Staircase Acquisition
Here you acquire data that is least impacted by atmospheric extinction at lower altitudes and that which is more impacted at higher altitudes. Red and Green data is least impacted (that is why the setting sun is yellow) and Blue and Luminance is most impacted. In a typical LRGB imaging approach, the L data provides the resolution information and the RGB provides the color information. Using the letters R, G, B, L to represent the color or clear frames, Staircase acquisition would be something like:
RRR GGG BBB LLLLLLLLL BBB GGG RRR
The goal would be to center the L frames on the meridian crossing to optimize the critical luminance data. If the meridian crossing does not occur in the middle of your available dark time, you could do something like this:
BBB LLLLLLLLLLLLLL BBB GGGGGG RRRRRR
One disadvantage of Staircase is of clouds roll in at some point in the evening, you might not have a complete data set from which to assemble the data. The advantage is you have an optimally acquired data set by minimizing the effect of the atmosphere as much as possible.

Shuffle Acquisition
Here, the data is acquired sequentially so that you always have enough data to assemble an image. It would look like this:
LRGB LRGB LRGB LRGB etc.
Here you have data after the first set and the longer you go, the more data, and presumably the better SNR you get. The disadvantage here is that your critical L data is at varying altitudes and therefore subject to varying atmospheric effects due to seeing and air mass.
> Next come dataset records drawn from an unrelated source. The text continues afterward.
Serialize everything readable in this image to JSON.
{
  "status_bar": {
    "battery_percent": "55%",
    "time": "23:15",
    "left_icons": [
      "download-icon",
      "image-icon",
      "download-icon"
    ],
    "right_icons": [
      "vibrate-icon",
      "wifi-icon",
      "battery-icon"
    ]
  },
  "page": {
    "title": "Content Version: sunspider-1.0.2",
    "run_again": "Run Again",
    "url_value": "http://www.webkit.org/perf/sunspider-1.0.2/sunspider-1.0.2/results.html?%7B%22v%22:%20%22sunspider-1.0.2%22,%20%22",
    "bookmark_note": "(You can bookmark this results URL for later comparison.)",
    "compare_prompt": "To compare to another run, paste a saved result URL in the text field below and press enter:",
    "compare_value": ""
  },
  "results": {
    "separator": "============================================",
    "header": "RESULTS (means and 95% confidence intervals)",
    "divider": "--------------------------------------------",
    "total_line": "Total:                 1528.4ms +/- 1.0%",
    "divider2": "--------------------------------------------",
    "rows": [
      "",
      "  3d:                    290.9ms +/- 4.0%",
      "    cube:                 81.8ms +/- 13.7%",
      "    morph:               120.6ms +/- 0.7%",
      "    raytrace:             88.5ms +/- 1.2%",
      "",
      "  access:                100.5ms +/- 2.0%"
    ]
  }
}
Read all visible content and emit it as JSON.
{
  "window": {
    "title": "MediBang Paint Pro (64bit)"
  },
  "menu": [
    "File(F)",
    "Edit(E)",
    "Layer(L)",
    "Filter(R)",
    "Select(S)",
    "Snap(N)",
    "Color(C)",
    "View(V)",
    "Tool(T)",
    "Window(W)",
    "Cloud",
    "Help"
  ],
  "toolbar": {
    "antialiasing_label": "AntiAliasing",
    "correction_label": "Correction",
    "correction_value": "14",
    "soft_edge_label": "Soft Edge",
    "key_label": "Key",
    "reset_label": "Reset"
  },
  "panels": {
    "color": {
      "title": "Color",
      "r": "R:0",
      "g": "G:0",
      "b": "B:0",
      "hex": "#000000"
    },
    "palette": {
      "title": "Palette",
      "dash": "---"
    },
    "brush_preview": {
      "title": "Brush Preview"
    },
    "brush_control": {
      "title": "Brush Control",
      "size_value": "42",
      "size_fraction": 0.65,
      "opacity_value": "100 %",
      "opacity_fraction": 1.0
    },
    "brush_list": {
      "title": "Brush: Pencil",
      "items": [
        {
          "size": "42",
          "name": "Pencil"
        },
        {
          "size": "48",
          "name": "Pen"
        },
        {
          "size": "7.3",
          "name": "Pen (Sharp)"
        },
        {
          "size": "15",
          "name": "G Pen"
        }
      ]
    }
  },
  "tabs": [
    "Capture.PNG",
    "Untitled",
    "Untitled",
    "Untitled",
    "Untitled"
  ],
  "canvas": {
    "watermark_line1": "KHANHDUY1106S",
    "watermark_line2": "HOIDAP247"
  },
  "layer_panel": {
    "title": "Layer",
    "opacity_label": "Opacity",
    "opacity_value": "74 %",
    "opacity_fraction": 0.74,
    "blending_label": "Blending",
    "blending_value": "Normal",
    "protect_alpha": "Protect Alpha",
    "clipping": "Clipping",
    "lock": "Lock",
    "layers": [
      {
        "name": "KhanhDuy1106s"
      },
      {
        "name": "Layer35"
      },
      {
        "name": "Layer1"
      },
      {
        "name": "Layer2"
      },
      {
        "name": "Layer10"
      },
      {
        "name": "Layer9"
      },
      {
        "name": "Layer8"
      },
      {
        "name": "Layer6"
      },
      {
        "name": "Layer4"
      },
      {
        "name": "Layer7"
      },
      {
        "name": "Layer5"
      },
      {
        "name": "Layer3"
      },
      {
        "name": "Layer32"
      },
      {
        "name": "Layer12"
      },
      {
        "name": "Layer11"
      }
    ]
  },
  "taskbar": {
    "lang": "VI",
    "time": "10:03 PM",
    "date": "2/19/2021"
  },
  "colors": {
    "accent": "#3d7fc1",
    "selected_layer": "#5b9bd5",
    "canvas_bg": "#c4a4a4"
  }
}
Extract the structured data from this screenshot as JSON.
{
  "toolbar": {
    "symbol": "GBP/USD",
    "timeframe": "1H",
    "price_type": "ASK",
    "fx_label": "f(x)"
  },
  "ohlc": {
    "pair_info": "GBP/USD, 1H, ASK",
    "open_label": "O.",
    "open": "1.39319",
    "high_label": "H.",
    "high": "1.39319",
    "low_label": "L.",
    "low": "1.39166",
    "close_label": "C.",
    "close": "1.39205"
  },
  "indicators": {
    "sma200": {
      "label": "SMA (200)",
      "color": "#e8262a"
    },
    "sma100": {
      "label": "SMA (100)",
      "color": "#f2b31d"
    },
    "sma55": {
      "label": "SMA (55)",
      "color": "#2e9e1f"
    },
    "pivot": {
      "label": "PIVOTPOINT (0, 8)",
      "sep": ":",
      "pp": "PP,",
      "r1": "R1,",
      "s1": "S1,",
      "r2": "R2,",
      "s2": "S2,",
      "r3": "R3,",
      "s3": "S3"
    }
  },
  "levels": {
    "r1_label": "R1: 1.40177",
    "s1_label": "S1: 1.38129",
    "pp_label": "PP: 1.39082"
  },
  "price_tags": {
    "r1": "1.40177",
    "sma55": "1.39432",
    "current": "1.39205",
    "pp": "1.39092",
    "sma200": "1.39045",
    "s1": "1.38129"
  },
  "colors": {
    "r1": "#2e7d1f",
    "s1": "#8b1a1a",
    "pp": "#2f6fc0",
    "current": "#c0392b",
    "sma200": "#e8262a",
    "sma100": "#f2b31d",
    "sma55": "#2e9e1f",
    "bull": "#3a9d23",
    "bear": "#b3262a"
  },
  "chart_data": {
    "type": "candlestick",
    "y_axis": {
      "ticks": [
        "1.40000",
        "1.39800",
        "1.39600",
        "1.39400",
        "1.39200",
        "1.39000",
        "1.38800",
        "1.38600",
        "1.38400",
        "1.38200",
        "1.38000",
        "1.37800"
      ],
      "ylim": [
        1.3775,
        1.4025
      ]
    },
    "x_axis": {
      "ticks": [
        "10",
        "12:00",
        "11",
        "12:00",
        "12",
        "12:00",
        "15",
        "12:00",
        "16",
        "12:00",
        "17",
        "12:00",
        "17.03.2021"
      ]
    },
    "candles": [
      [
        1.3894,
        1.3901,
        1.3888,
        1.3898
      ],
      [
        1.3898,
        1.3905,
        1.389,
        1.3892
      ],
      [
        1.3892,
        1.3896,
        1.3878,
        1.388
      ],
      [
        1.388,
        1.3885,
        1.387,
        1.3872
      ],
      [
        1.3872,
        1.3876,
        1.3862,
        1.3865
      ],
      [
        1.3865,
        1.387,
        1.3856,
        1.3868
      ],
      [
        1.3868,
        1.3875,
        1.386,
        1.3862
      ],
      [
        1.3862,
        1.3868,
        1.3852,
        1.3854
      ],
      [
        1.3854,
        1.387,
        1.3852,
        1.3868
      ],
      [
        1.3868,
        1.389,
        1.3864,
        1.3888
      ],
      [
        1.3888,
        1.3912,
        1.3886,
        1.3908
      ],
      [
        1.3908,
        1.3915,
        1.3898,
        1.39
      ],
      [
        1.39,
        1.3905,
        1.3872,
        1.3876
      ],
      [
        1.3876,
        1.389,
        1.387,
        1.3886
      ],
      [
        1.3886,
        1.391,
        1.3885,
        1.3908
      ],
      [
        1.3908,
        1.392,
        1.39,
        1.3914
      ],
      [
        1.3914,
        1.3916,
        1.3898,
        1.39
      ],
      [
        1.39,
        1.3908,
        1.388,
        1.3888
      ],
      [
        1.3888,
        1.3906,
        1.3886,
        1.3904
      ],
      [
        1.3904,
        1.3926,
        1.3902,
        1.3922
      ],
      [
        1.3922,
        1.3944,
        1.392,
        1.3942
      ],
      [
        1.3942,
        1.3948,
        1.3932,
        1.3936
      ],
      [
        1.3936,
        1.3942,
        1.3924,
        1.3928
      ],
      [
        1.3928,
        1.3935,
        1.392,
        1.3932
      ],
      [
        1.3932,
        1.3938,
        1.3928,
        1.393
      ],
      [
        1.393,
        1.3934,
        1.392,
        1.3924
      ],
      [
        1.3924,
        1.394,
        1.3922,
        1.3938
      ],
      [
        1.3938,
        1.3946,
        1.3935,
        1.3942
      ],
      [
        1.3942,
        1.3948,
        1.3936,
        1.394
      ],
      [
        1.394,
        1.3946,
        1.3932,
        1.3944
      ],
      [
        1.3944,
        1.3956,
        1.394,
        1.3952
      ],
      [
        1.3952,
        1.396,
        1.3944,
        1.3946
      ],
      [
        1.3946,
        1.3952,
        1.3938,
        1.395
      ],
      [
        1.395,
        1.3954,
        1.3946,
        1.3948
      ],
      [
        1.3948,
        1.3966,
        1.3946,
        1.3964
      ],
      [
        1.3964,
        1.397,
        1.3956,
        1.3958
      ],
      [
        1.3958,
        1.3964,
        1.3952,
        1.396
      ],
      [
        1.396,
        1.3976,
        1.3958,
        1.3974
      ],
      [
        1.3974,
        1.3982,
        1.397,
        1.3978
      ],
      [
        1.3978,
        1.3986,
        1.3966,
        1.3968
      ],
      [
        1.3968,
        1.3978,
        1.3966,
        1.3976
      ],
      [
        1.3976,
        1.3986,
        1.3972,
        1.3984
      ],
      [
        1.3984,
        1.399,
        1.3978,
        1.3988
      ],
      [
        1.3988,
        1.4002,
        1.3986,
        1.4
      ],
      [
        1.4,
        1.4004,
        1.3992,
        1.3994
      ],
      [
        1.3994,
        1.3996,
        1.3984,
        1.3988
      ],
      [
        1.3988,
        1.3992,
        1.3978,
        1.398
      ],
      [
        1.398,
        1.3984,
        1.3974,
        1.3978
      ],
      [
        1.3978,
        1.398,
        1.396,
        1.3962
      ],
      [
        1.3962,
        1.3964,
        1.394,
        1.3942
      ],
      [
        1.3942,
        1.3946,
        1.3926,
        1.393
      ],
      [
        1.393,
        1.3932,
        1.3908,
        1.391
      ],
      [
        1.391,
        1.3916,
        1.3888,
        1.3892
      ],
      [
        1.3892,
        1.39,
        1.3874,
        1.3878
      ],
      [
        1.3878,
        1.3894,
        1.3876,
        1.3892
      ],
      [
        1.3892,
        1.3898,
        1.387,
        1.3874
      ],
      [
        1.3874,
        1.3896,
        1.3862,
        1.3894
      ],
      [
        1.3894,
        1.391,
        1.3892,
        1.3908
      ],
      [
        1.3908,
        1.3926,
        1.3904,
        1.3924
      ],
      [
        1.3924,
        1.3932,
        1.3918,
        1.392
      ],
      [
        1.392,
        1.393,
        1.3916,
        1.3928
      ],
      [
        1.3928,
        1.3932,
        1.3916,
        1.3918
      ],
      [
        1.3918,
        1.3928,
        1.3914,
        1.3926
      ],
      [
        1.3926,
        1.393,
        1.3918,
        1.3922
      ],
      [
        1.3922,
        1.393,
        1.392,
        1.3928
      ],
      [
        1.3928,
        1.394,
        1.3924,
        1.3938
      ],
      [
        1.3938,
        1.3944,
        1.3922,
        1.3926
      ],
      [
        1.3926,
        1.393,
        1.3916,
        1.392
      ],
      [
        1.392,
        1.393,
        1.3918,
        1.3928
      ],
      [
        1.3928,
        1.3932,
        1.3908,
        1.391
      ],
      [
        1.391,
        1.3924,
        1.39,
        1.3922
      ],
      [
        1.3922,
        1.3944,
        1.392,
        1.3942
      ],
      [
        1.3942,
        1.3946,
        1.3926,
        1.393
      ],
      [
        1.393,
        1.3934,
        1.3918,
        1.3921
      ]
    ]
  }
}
A secondary consideration is that when you determine your RGB combine ratios, the RGB data was taken at varying altitudes so atmospheric extinction correction becomes tedious. 

Color Combine Ratio
Assuming you have an accurate color combine ratio measurement for your OTA/Filters/Camera, you will need to correct your data for atmospheric extinction impact on each data frame. CCDAutoPilot, Professional Edition (only), keeps track of each color frame's altitude for you. If you have previously obtained your color combine ratio either automatically via CCDAutoPilot or manually enter it, CCDAutoPilot will provide the extinction corrected color combine ratio for each target, whether you used Staircase or Shuffle Acquisition.